Eduardo Cunha, ao ameaçar governo com projetos de
aumento de gastos, na prática aproxima Dilma de governadores, pois estados
também serão prejudicados
Editorial de O Globo
A reunião da presidente Dilma com os governadores e
ministros, no Alvorada, na quinta, revela a existência de vida no Planalto. Já
não era sem tempo de a chefe do Executivo acelerar o passo. Não adianta ficar
amuada enquanto a crise transcorre. Quanto mais não seja, porque a agenda do
Congresso e o momento do país exigem que, mesmo a contragosto, Dilma faça
política. Ameaças de impeachment à parte.
Sete meses de mandato são tempo mais que suficiente
para a presidente digerir o choque de impopularidade sofrido pelo desencontro
entre o que prometeu do palanque e o que teve de fazer na prática. Afinal, é
preciso governar.
As derrotas acumuladas no Congresso na tramitação do
ajuste fiscal, a ponto de a equipe econômica ter de reduzir de forma
substancial, de 1,12% do PIB para minguado 0,15%, a meta deste ano do superávit
primário, forçam o governo a buscar apoio.
Os governadores são, de fato, aliados nas agruras.
Os recursos que passam a minguar nos cofres do Tesouro também escasseiam nas
finanças estaduais e municipais. O Rio Grande do Sul, no momento o caso mais
visível de crise fiscal entre os estados, já atrasa salários do funcionalismo.

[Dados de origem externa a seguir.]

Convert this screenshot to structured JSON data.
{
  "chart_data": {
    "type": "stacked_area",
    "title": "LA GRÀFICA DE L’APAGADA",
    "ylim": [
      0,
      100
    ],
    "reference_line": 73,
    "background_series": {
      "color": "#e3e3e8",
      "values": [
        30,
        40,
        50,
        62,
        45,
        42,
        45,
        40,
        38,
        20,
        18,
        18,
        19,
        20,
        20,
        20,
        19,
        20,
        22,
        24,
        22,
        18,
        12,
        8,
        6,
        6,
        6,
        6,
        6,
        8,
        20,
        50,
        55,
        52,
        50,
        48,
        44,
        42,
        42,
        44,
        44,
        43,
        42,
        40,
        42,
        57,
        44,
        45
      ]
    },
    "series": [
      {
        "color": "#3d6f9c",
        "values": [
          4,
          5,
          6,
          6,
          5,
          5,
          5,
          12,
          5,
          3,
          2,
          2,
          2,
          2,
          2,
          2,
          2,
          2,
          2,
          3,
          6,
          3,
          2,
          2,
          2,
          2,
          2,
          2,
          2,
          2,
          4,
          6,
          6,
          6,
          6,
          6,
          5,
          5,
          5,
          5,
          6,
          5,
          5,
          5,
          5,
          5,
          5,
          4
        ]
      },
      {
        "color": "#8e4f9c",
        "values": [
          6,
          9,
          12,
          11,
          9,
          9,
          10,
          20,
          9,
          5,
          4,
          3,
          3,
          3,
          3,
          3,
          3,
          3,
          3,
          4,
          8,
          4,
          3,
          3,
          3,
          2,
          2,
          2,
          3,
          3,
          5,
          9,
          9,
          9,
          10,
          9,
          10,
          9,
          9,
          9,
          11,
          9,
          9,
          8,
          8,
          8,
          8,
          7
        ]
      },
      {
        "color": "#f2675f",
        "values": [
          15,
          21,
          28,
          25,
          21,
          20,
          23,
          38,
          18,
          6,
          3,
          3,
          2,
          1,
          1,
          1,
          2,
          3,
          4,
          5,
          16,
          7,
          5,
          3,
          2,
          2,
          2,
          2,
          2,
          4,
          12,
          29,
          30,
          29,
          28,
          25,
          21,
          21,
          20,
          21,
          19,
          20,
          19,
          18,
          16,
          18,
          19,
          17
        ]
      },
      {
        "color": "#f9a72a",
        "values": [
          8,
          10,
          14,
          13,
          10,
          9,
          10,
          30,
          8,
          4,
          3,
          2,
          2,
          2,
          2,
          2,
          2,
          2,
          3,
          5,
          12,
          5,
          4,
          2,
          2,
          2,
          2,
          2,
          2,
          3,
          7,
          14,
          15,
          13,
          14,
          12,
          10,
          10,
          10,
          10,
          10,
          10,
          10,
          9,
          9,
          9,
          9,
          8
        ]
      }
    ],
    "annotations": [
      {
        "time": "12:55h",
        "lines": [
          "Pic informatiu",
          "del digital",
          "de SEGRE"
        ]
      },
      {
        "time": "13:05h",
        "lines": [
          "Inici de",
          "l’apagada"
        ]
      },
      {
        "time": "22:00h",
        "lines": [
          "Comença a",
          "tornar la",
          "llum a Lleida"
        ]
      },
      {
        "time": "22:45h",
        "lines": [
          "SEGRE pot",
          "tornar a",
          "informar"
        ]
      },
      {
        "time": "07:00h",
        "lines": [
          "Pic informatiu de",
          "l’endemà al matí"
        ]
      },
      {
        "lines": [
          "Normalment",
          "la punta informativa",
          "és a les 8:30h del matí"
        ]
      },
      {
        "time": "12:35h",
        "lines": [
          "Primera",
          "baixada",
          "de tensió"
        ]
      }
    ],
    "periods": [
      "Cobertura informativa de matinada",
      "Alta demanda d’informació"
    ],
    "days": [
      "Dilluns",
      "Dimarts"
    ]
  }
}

As dificuldades são generalizadas, devido à queda na arrecadação provocada pela
perda de dinamismo da economia.
Muitos pontos unem, hoje, o Planalto a governadores,
e um deles é o combate à chamada pauta-bomba que o presidente da Câmara,
Eduardo Cunha (PMDB-RJ), sob ameaça do Ministério Público Federal , decidiu
engatilhar.
Convencido de que é vítima de uma grande conspiração
em que se entrelaçariam o Planalto, o Ministério Público Federal e a Justiça
para incriminá-lo na Lava-Jato — um enredo inverossímil —, Cunha tem atuado com
afinco com o objetivo de criar problemas ao governo.
Munição, o deputado tem, toda ela capaz de elevar os
gastos públicos neste momento crítico de déficits. Neste primeiro semestre, por
exemplo, o governo central (Tesouro, Previdência e Banco Central) acumulou um
resultado negativo primário (sem incluir os juros da dívida) de R$ 1,59 bilhão,
pela primeira vez desde que a estatística é calculada. É por isso que a
presidente tem vetado decisões inconsequentes do Congresso, como o aumento de
salários no Judiciário de até 78%.
Trabalhar para derrubar vetos sensatos de Dilma pode
ser uma das ações vingativas de Cunha. Acusado diretamente pelo lobista Júlio
Camargo de cobrar US$ 5 milhões em propinas, Cunha agiria como homem-bomba: explode,
mas causa grande estrago em volta.
As manobras do deputado, na prática, aproximam Dilma
de governadores. Porque várias das bombas da pauta do presidente da Câmara
jogam estilhaços em toda a Federação. E desarmar os artefatos é essencial a fim
de haver algum horizonte para a recuperação da economia.